Auch mich hat sie gezwungen, sich – wieder einmal – mit dem Thema auseinanderzusetzen. Denn wie jeder fürsorgliche Mensch will ich nicht, dass Kinder Kontakt zu vorbestraften Sexualstraftätern haben oder auch nur von solchen Menschen beobachtet werden. Das Thema "Kindesmissbrauch" massiv an die Öffentlichkeit zu zerren, kann somit ein wichtiger Schritt sein: Alle Journalistinnen und Journalisten, Politikerinnen und Politiker, Behörden, Vereine, Schulen sollten sich hier angesprochen fühlen.
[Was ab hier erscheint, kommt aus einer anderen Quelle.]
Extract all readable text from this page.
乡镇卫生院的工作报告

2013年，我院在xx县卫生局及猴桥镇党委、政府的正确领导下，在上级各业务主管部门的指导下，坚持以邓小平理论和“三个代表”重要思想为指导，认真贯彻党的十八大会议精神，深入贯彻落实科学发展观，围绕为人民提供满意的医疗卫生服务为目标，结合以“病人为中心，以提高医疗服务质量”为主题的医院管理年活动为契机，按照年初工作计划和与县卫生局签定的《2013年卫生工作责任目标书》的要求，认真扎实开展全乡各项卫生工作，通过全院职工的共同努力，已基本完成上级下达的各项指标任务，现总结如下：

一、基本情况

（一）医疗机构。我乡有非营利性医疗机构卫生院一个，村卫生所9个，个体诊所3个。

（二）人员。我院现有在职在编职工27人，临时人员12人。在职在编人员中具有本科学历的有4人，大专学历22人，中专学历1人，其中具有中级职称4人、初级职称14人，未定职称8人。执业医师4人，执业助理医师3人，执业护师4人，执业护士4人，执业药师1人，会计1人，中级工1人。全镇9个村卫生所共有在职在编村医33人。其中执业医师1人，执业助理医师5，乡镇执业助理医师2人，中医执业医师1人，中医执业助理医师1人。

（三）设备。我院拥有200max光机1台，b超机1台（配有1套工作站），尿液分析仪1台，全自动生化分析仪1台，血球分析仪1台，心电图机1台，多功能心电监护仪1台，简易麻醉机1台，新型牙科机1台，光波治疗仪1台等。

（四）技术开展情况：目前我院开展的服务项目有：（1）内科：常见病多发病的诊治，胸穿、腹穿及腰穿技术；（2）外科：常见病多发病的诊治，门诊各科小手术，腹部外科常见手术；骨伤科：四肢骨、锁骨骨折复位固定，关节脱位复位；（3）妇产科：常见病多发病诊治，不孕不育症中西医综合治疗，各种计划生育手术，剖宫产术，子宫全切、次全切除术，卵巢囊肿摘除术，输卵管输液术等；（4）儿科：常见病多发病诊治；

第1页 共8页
Ähnlich wie wir es inzwischen aus der Antirassismusarbeit kennen, sollten wir dabei Betroffene sprechen lassen (wenn sie können und mögen). Wir sollten ihnen mehr zuhören und fragen, wie wir als Gesellschaft besser reagieren können. Worauf wir achten sollten und wie wir Opfer sexueller Gewalt besser auffangen und unterstützen. "Marco" und "Sven" beschreiben ihren vielleicht wichtigsten Rat so: "Wer das Schweigen bricht, bricht die Macht der Täter."